Paper ID: | 1687 |
---|---|

Title: | A PAC-Bayesian Analysis of Randomized Learning with Application to Stochastic Gradient Descent |

This work analyzes the stability of SGD based learning algorithms. Both the stability of the algorithm with respect to small changes on the training set and small changes on the sequence of samples are analyzed. Those two terms take place in a PAC Bayes bound which suggests that sampling from a posterior distribution over the training set can be more efficient than sampling from a uniform distribution. On the light of this result, they develop Algorithm1, which dynamically produces a posterior focusing on harder examples during training. Experimental results on CIFAR-10 shows faster convergence rate.
I did not verified the proofs, but the paper is well written and sound.

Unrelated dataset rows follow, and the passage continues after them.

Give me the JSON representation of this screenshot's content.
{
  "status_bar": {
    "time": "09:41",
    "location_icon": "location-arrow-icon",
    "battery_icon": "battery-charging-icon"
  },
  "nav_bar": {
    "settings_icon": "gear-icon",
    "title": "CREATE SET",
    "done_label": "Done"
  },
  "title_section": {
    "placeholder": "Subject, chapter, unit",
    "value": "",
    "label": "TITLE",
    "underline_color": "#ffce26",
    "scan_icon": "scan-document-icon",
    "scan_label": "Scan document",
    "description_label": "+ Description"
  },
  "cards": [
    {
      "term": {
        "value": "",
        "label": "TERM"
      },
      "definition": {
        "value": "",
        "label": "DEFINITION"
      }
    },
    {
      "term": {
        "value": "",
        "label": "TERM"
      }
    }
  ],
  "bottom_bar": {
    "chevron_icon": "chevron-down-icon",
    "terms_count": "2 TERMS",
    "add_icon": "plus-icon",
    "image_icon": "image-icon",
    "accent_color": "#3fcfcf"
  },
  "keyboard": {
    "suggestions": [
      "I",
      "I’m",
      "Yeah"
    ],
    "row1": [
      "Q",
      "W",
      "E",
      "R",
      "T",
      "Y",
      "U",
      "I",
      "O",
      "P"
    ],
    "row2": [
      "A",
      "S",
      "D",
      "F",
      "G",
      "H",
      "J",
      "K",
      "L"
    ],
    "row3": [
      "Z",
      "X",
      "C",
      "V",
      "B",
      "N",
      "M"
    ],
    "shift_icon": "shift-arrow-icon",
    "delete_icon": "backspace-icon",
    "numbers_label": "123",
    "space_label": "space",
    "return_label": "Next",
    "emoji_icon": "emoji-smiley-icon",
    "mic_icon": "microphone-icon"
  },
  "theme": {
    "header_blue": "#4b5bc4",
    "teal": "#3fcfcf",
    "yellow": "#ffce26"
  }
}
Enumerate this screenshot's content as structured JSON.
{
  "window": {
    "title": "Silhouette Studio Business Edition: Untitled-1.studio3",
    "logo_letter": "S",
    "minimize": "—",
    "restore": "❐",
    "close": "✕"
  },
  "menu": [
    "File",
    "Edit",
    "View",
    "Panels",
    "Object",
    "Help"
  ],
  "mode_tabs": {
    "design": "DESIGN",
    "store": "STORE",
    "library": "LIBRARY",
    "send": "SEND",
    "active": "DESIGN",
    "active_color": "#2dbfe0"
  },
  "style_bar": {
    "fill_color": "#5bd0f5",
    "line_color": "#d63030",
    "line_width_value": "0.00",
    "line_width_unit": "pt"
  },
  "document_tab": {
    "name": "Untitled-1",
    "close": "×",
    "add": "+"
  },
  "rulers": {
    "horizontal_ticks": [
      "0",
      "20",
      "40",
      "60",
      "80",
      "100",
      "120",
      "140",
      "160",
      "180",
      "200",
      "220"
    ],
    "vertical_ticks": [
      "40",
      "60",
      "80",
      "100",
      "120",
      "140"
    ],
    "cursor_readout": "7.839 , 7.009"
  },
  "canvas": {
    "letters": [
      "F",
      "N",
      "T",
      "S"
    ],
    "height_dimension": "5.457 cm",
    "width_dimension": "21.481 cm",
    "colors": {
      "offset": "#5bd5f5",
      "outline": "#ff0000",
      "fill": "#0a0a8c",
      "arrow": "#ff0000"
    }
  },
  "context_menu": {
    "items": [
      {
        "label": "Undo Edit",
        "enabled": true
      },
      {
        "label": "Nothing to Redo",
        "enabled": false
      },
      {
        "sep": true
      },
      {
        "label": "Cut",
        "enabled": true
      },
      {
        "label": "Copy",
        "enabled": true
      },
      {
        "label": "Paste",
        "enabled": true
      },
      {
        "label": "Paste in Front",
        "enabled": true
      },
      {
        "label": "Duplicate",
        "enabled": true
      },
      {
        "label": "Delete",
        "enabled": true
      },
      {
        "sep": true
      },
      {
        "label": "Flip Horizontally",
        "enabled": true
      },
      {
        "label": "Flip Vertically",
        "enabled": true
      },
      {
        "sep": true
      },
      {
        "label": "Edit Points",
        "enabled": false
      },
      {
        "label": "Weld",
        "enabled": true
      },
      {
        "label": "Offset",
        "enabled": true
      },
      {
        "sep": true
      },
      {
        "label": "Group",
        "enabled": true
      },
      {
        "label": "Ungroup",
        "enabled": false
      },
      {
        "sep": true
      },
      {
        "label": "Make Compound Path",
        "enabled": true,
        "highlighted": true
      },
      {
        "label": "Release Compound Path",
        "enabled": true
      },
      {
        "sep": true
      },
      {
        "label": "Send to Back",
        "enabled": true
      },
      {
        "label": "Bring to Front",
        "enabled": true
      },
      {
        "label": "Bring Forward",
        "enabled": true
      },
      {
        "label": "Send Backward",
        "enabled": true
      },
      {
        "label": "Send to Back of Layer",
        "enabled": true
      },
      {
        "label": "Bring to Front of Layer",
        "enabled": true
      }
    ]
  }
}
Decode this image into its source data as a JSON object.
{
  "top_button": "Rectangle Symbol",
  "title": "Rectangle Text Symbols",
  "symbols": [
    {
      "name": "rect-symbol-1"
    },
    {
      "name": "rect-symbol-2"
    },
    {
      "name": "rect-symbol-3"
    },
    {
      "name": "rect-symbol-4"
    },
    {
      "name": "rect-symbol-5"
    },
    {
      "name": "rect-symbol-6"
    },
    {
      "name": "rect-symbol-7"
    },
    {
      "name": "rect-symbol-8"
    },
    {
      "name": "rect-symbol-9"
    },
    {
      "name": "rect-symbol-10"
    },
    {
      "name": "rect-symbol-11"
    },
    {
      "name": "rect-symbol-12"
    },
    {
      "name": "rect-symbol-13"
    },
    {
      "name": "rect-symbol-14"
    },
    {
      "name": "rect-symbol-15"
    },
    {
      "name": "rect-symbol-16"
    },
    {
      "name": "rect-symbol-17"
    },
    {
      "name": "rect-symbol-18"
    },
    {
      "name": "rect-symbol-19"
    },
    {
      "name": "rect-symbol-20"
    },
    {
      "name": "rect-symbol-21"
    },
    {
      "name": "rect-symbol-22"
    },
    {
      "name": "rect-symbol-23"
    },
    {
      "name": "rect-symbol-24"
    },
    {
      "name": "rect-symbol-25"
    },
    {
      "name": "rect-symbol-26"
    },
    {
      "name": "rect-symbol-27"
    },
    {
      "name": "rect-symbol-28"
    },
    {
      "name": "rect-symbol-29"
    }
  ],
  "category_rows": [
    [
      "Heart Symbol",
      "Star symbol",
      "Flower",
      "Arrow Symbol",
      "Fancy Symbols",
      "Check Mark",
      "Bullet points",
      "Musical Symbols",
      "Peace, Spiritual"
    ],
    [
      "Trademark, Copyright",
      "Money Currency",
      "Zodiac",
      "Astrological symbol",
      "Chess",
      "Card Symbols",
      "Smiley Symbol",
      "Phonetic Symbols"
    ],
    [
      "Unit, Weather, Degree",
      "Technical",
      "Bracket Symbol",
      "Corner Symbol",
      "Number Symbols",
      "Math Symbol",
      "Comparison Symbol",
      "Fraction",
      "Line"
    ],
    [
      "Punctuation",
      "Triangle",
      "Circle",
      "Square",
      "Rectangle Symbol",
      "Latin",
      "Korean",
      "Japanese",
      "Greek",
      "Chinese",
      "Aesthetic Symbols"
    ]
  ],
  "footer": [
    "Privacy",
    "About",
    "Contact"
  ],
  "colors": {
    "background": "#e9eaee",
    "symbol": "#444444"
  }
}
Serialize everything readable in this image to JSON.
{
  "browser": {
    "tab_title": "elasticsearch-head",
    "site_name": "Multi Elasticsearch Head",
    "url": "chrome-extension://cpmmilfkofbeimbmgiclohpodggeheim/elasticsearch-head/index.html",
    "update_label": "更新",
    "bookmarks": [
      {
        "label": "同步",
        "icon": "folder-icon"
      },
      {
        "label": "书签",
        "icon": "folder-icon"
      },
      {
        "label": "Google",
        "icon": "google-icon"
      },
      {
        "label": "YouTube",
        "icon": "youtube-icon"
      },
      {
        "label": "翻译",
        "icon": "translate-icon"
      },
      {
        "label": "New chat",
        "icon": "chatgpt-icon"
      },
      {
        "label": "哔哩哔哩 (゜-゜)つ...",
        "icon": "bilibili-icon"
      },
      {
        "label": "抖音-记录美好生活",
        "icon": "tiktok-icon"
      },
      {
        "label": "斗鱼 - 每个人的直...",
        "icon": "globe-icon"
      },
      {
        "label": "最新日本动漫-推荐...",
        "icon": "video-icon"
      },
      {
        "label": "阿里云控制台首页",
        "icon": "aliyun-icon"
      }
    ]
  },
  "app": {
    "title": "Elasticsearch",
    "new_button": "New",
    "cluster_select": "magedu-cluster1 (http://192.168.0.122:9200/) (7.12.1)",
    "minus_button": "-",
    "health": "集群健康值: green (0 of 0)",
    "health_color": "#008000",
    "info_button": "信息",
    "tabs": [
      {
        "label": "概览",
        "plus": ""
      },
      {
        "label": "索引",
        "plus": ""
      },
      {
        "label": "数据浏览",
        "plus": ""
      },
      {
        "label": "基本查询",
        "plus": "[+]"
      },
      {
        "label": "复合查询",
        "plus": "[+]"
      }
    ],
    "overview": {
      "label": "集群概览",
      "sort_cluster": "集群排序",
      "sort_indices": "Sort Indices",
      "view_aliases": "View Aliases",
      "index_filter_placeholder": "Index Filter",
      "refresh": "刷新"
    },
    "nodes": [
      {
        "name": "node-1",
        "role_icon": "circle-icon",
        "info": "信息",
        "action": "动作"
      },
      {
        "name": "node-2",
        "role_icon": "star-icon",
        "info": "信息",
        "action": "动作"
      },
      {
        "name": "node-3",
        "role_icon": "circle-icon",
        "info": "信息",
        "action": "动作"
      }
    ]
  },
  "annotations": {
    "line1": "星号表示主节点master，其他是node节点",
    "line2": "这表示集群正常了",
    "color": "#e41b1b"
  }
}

The end algorithm is easy to implement and can be added to many deep learning algorithms with no effort.
The end algorithm is analogous to active learning and the proposed utility function may not work well for some dataset. For example some sample might have high aleatoric uncertainty and the current algorithm would mainly be “obsessed” by unsolvable examples. Using a utility function based on epistemic uncertainty instead would solve this issue. (See Yarin Gal’s work on active learning).
I believe that this algorithm would be good at solving the class imbalance issue, e.g., class A has 10000 samples and class B has 100 samples. Having an experiment highlighting this would add great value to this work (this is not a request, just a suggestion)
Minors:
* Line 88: the indicator function should have \neq inside and not “=“.
* Line 39: The space of X and the space of H both uses R^d and they are not the same space
* Line 50: Typo as a a.

The paper is interesting and definitely of interest to the NIPS community. In particular, the idea of coupling PAC-Bayes and stability is appealing. Overall, I stand for acceptance, although I have some remarks:
* Lines 69-81: I am afraid I have not understood the message here. Too subtle indeed.
* The authors assume that the loss is bounded. Could this stringent assumption be relaxed? Some effort has been put lately to derive PAC-Bayesian bounds for unbounded losses and/or heavy-tailed distributions, see for example Catoni (2004, St Flour lecture notes), Audibert and Catoni (2011, Annals of Statistics), Grünwald and Mehta (2016, arXiv preprint), Alquier and Guedj (2016, arXiv preprint).
* Most serious concern: in Th. 2 and 3, do the risk bounds hold for the SGD (alg 1)? If not, what is $T$ standing for? This section of the paper is not clear enough. I feel that a very specific risk bound for $\beta$-{uniformly,hypothesis}-stable SGD with the actual $\beta$ terms would be much more clearer to readers.
* Th4: to my opinion this result is the most interesting of the paper but curiously this is not put forward. Could a similar result be derived for non-uniform priors (e.g., enforcing sparsity)?
* Some typos (lines 110, 170).

The paper opens the way to a new use of PAC-Bayesian theory, by combining PAC-Bayes with algorithmic stability to study stochastic optimization algorithms. The obtained probabilistic bounds are then used to inspire adaptive sampling strategies, studied empirically in a deep learning scenario.
The paper is well written, and the proofs are non-trivial. It contains several clever ideas, namely the use of algorithmic stability to bound the complexity term inside PAC-Bayesian bounds. It's also fruitful to express the prior and posterior distributions over the sequences of indexes used by a stochastic gradient descent algorithm. Up to my knowledge, this is very different than any other previous PAC-Bayes theorems, and I think it can inspire others in the future.
The experiments using a (moderately) deep network, trained by both SGD and AdaGrad, are convincing enough; they show that the proposed adaptive sampling strategy can benefit to existing optimization methods simply by selecting the samples during training time.
Small comments:
- Line 178: In order to sell their result, the authors claim that "high-probability bounds are usually favored" over bounds in expectation. I don't think the community is unanimous about this, and I would like the authors to convince me that I should prefer high-probability bounds.
- Section 5 and Algorithm 1: I suggest to explicitly express the utility function f as a function of a model h.
Typos:
- Line 110: van -> can
- Supplemental, Line 183: he -> the
** UPDATE **
I encourage the authors to carefully consider the reviewer's comments while preparing the final version of their paper. Concerning the claim that high-probability bound imply expectation bound, I think it's right, but it deserves to be explained properly to convince the readers.